Unconditional basic income
The initiative failed
The new initiative for an unconditional basic income is already failing to collect the necessary signatures. Nevertheless, the initiators do not want to give up.
Published: 5 minutes ago
The new initiative called for an unconditional basic income for everyone. However, the request did not stand a chance when it came to collecting signatures.
Daniel BallmerEditor Politics
It’s on the horizon, now it’s definitely. The popular initiative for an unconditional basic income has failed. Campaign manager Raffael Wüthrich confirms this to Blick. So far, only around 65,000 signatures have come together. With a safety margin, another 65,000 signatures would have been needed by the end of February. “We consider that impossible,” said the initiators.

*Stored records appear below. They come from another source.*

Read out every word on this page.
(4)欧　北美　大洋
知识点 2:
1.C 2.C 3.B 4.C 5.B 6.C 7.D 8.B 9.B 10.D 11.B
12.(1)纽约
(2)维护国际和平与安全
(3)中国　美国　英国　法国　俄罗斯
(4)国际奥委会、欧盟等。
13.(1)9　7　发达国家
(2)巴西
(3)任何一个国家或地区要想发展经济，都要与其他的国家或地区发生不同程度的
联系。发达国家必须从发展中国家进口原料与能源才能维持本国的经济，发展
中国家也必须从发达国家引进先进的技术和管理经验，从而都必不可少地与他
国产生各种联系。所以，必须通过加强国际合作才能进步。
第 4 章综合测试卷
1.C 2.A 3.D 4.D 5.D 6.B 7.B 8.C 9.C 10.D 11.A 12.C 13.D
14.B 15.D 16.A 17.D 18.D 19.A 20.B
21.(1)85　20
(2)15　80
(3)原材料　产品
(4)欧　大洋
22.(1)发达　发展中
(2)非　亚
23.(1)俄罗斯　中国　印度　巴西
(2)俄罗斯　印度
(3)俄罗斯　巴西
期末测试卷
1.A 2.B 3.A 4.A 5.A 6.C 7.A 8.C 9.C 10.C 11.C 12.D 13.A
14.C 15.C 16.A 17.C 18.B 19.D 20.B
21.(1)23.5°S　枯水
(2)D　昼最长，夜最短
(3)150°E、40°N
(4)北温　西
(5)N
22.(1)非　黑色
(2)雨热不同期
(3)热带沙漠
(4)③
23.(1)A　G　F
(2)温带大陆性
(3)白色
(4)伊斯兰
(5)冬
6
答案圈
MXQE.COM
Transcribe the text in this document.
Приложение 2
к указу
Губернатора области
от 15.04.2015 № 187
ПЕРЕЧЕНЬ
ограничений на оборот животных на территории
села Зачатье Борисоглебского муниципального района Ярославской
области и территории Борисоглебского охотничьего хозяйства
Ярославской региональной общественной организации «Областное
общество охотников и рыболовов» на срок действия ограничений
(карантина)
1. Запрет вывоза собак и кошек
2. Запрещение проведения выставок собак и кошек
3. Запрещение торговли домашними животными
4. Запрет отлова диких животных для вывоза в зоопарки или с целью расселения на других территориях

Nevertheless, signatures would continue to be collected for the time being – the campaign team is assuming around 70,000 signatures until the end. These should still be submitted in March – as a sign of the concern.
“Hard to get attention”
The collection of signatures for the initiative entitled “Living in Dignity – For a Affordable Unconditional Basic Income” was difficult from the start. “The Ukraine war and the energy crisis have taken up a lot of space in the media,” says Wüthrich. “It was difficult to reach people.” The other reasons for the failure would now be analyzed.
The initiative demanded that the federal government “guarantee an unconditional basic income for people settled in Switzerland”. In this way, a “dignified existence in family and society, participation in public life and commitment to the common good” should be made possible. A concrete amount of the basic income is not specified in the initiative text. This should be decided by Parliament.
Despite the failure: “The topic will remain relevant,” Wüthrich is convinced. For example, pilot projects for a basic income are being discussed in the cities of Bern and Lucerne. In Berne, for example, the experiment with around 500 participants is intended to provide answers to the question: What does a monthly basic income trigger in the population and in individuals?
It will certainly not have been the last attempt at national level either. Wüthrich emphasizes that awareness of the issue is increasing among the general public. “The corona pandemic has shown how quickly the financial security of many people can be endangered.” And an unconditional basic income could offer insurance against poverty and fear.
In 2016, the Swiss electorate had already sent the popular initiative for an unconditional basic income down with a massive 77 percent no. And just last September, the city of Zurich didn’t want anything to do with a pilot project either.
But the initiators don’t want to give up. Finally: The AHV and women’s suffrage would also have needed several attempts in Switzerland.